Hold onto your crypto wallets: BHunt Scavenger is among the latest threats targeting cryptocurrency holdings, while employing a variety of methods to avoid detection and slow analysis.
With its primary goal of harvesting victims' crypto wallets, BHunt also attempts to steal browser passwords. This is likely intended to help find login credentials stored for online crypto accounts, along with online banking or social media accounts that could be used for financial gains. In certain situations, BHunt can also deploy a cryptominer on the victim’s device or monitor their clipboard for security passphrases.

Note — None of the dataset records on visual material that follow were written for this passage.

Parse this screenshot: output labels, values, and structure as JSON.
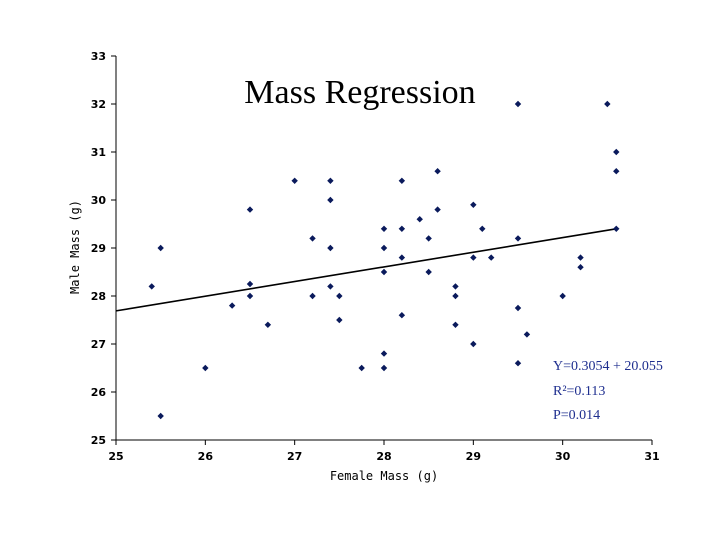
{
  "chart_data": {
    "type": "scatter",
    "title": "Mass Regression",
    "xlabel": "Female Mass (g)",
    "ylabel": "Male Mass (g)",
    "xlim": [
      25,
      31
    ],
    "ylim": [
      25,
      33
    ],
    "xticks": [
      "25",
      "26",
      "27",
      "28",
      "29",
      "30",
      "31"
    ],
    "yticks": [
      "25",
      "26",
      "27",
      "28",
      "29",
      "30",
      "31",
      "32",
      "33"
    ],
    "grid": false,
    "legend": "none",
    "point_color": "#0a1a5c",
    "stat_color": "#1f2f8f",
    "points": [
      {
        "x": 25.4,
        "y": 28.2
      },
      {
        "x": 25.5,
        "y": 29.0
      },
      {
        "x": 25.5,
        "y": 25.5
      },
      {
        "x": 26.0,
        "y": 26.5
      },
      {
        "x": 26.3,
        "y": 27.8
      },
      {
        "x": 26.5,
        "y": 29.8
      },
      {
        "x": 26.5,
        "y": 28.25
      },
      {
        "x": 26.5,
        "y": 28.0
      },
      {
        "x": 26.7,
        "y": 27.4
      },
      {
        "x": 27.0,
        "y": 30.4
      },
      {
        "x": 27.2,
        "y": 29.2
      },
      {
        "x": 27.2,
        "y": 28.0
      },
      {
        "x": 27.4,
        "y": 30.4
      },
      {
        "x": 27.4,
        "y": 30.0
      },
      {
        "x": 27.4,
        "y": 29.0
      },
      {
        "x": 27.4,
        "y": 28.2
      },
      {
        "x": 27.5,
        "y": 28.0
      },
      {
        "x": 27.5,
        "y": 27.5
      },
      {
        "x": 27.75,
        "y": 26.5
      },
      {
        "x": 28.0,
        "y": 29.4
      },
      {
        "x": 28.0,
        "y": 29.0
      },
      {
        "x": 28.0,
        "y": 28.5
      },
      {
        "x": 28.0,
        "y": 26.8
      },
      {
        "x": 28.0,
        "y": 26.5
      },
      {
        "x": 28.2,
        "y": 30.4
      },
      {
        "x": 28.2,
        "y": 29.4
      },
      {
        "x": 28.2,
        "y": 28.8
      },
      {
        "x": 28.2,
        "y": 27.6
      },
      {
        "x": 28.4,
        "y": 29.6
      },
      {
        "x": 28.5,
        "y": 29.2
      },
      {
        "x": 28.5,
        "y": 28.5
      },
      {
        "x": 28.6,
        "y": 30.6
      },
      {
        "x": 28.6,
        "y": 29.8
      },
      {
        "x": 28.8,
        "y": 28.2
      },
      {
        "x": 28.8,
        "y": 28.0
      },
      {
        "x": 28.8,
        "y": 27.4
      },
      {
        "x": 29.0,
        "y": 29.9
      },
      {
        "x": 29.0,
        "y": 28.8
      },
      {
        "x": 29.0,
        "y": 27.0
      },
      {
        "x": 29.1,
        "y": 29.4
      },
      {
        "x": 29.2,
        "y": 28.8
      },
      {
        "x": 29.5,
        "y": 32.0
      },
      {
        "x": 29.5,
        "y": 29.2
      },
      {
        "x": 29.5,
        "y": 27.75
      },
      {
        "x": 29.5,
        "y": 26.6
      },
      {
        "x": 29.6,
        "y": 27.2
      },
      {
        "x": 30.0,
        "y": 28.0
      },
      {
        "x": 30.2,
        "y": 28.8
      },
      {
        "x": 30.2,
        "y": 28.6
      },
      {
        "x": 30.5,
        "y": 32.0
      },
      {
        "x": 30.6,
        "y": 31.0
      },
      {
        "x": 30.6,
        "y": 30.6
      },
      {
        "x": 30.6,
        "y": 29.4
      }
    ],
    "trendline": {
      "slope": 0.3054,
      "intercept": 20.055
    },
    "annotations": [
      "Y=0.3054 + 20.055",
      "R²=0.113",
      "P=0.014"
    ]
  }
}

BHunt was initially discovered late last year by Bitdefender, who reported that the infection began with a dropper that was likely packaged with Key Management Service (KMS) cracking utilities. These utilities are popular tools designed to bypass Microsoft’s KMS, to illegally activate Microsoft® products such as Windows® 10.
BHunt’s strategy of dropping multiple files to disk is a devious way of spreading out the risk of detection across numerous components. Making use of legitimate tools such as Nirsoft’s WebBrowserPassView also makes it more difficult to detect these components of the malware on the victim’s system. Security products need to distinguish the context in which the legitimate binaries are being used, which is no easy feat for legacy antivirus software.
As cryptocurrencies continue to gain popularity, threat actors will continue to pursue this financial incentive with increasingly complex and stealthy crypto-stealers–keeping defenders on their toes.